Advanced Connectivity
Search applications are often integrated into large software applications or complex information systems. Two typical integration scenarios are: an authoring or management application, such as a document management system, where stored content must be searchable; and a workflow and investigation tool specific to an industry (for example, for law firms or for compliance in the financial services sector), where many external data sources are processed. Successful integration and connectivity will translate into a seamlessly improved search experience within a familiar and well-liked product without compromising the product’s security, scalability or other key features.
FAST ESP can retrieve content from data sources in two ways. The content pull approach leverages content connectors to retrieve the information via standard APIs or interfaces that are provided by the source content repositories. The content connectors do not require integration programming toward the target data repositories.
The content push approach requires that the data repositories, applications or messaging middleware send the data directly to FAST ESP via the ESP Content API. This omits the latency of crawling, but it requires a closer relationship between the content application and the search engine.

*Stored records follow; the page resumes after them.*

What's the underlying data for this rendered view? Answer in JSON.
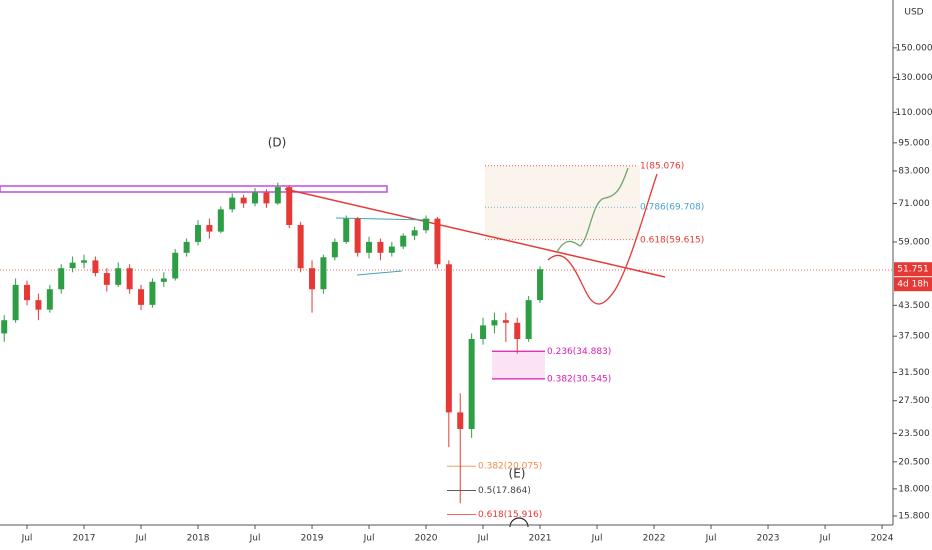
{
  "chart_data": {
    "type": "candlestick",
    "currency": "USD",
    "x": [
      2016.3,
      2016.4,
      2016.5,
      2016.6,
      2016.7,
      2016.8,
      2016.9,
      2017.0,
      2017.1,
      2017.2,
      2017.3,
      2017.4,
      2017.5,
      2017.6,
      2017.7,
      2017.8,
      2017.9,
      2018.0,
      2018.1,
      2018.2,
      2018.3,
      2018.4,
      2018.5,
      2018.6,
      2018.7,
      2018.8,
      2018.9,
      2019.0,
      2019.1,
      2019.2,
      2019.3,
      2019.4,
      2019.5,
      2019.6,
      2019.7,
      2019.8,
      2019.9,
      2020.0,
      2020.1,
      2020.2,
      2020.3,
      2020.4,
      2020.5,
      2020.6,
      2020.7,
      2020.8,
      2020.9,
      2021.0
    ],
    "open": [
      38,
      40.5,
      48,
      44.6,
      42.6,
      47,
      52,
      53.4,
      54,
      50.8,
      48,
      52,
      47,
      43.6,
      48.7,
      49.5,
      56,
      59,
      64,
      62,
      69,
      73,
      71,
      74.8,
      71,
      76.8,
      64,
      52,
      47,
      54.8,
      59,
      66,
      56,
      59,
      56,
      57.7,
      60.8,
      62.4,
      66,
      53,
      26,
      24,
      37,
      39.5,
      40.5,
      40,
      37,
      44.6
    ],
    "high": [
      41.5,
      49.5,
      49,
      46,
      48,
      53,
      55,
      55.5,
      55,
      52,
      53.5,
      53,
      48,
      49.5,
      51,
      57,
      60,
      65.5,
      66,
      70,
      74.5,
      74,
      76.5,
      76,
      78.5,
      77.5,
      65,
      54,
      55.5,
      60,
      67,
      66.5,
      60.5,
      60,
      59,
      61.5,
      63.5,
      67,
      66.5,
      54,
      28.5,
      38,
      41,
      42,
      42,
      41,
      45.5,
      52.5
    ],
    "low": [
      36.5,
      40,
      43.5,
      40.5,
      42,
      46,
      51,
      52,
      50,
      46.5,
      47.5,
      46,
      42.5,
      43,
      47.5,
      49,
      55,
      58,
      60,
      61.5,
      68,
      69.5,
      70,
      69.5,
      70.5,
      63,
      51,
      42,
      46,
      54,
      58.5,
      55,
      54.5,
      54,
      55,
      57,
      59.5,
      61.5,
      52,
      22,
      16.8,
      23,
      36,
      38,
      36.5,
      34.5,
      36.5,
      44
    ],
    "close": [
      40.5,
      48,
      44.6,
      42.6,
      47,
      52,
      53.4,
      54,
      50.8,
      48,
      52,
      47,
      43.6,
      48.7,
      49.5,
      56,
      59,
      64,
      62,
      69,
      73,
      71,
      74.8,
      71,
      76.8,
      64,
      52,
      47,
      54.8,
      59,
      66,
      56,
      59,
      56,
      57.7,
      60.8,
      62.4,
      66,
      53,
      26,
      24,
      37,
      39.5,
      40.5,
      40,
      37,
      44.6,
      51.751
    ],
    "up_color": "#2e9e45",
    "down_color": "#e53935",
    "log_scale": true,
    "grid": false,
    "ylim": [
      15.13,
      188.8
    ],
    "yticks": [
      {
        "value": 15.8,
        "label": "15.800"
      },
      {
        "value": 18,
        "label": "18.000"
      },
      {
        "value": 20.5,
        "label": "20.500"
      },
      {
        "value": 23.5,
        "label": "23.500"
      },
      {
        "value": 27.5,
        "label": "27.500"
      },
      {
        "value": 31.5,
        "label": "31.500"
      },
      {
        "value": 37.5,
        "label": "37.500"
      },
      {
        "value": 43.5,
        "label": "43.500"
      },
      {
        "value": 59,
        "label": "59.000"
      },
      {
        "value": 71,
        "label": "71.000"
      },
      {
        "value": 83,
        "label": "83.000"
      },
      {
        "value": 95,
        "label": "95.000"
      },
      {
        "value": 110,
        "label": "110.000"
      },
      {
        "value": 130,
        "label": "130.000"
      },
      {
        "value": 150,
        "label": "150.000"
      }
    ],
    "xlim": [
      2016.263,
      2024.096
    ],
    "xticks": [
      {
        "value": 2016.5,
        "label": "Jul"
      },
      2017,
      {
        "value": 2017.5,
        "label": "Jul"
      },
      2018,
      {
        "value": 2018.5,
        "label": "Jul"
      },
      2019,
      {
        "value": 2019.5,
        "label": "Jul"
      },
      2020,
      {
        "value": 2020.5,
        "label": "Jul"
      },
      2021,
      {
        "value": 2021.5,
        "label": "Jul"
      },
      2022,
      {
        "value": 2022.5,
        "label": "Jul"
      },
      2023,
      {
        "value": 2023.5,
        "label": "Jul"
      },
      2024
    ],
    "last_price": 51.751,
    "countdown": "4d 18h",
    "wave_labels": [
      "(D)",
      "(E)"
    ],
    "fib_levels": [
      {
        "label": "1(85.076)",
        "value": 85.076,
        "color": "#e53935"
      },
      {
        "label": "0.786(69.708)",
        "value": 69.708,
        "color": "#4a9fd4"
      },
      {
        "label": "0.618(59.615)",
        "value": 59.615,
        "color": "#e53935"
      },
      {
        "label": "0.236(34.883)",
        "value": 34.883,
        "color": "#d81bb0"
      },
      {
        "label": "0.382(30.545)",
        "value": 30.545,
        "color": "#d81bb0"
      },
      {
        "label": "0.382(20.075)",
        "value": 20.075,
        "color": "#f08a4b"
      },
      {
        "label": "0.5(17.864)",
        "value": 17.864,
        "color": "#444444"
      },
      {
        "label": "0.618(15.916)",
        "value": 15.916,
        "color": "#e53935"
      }
    ]
  }
}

A traditional search approach typically implies long latency from the time the data is modified until the modification is reflected in the searchable index. This means that the search engine does not handle dynamic data and may not be sufficient for processing real time information. FAST ESP removes this limitation by ensuring the information is made searchable in seconds. It takes this functionality further by integrating the real-time FAST Filter Engine that matches information against pre-defined queries as the content becomes available.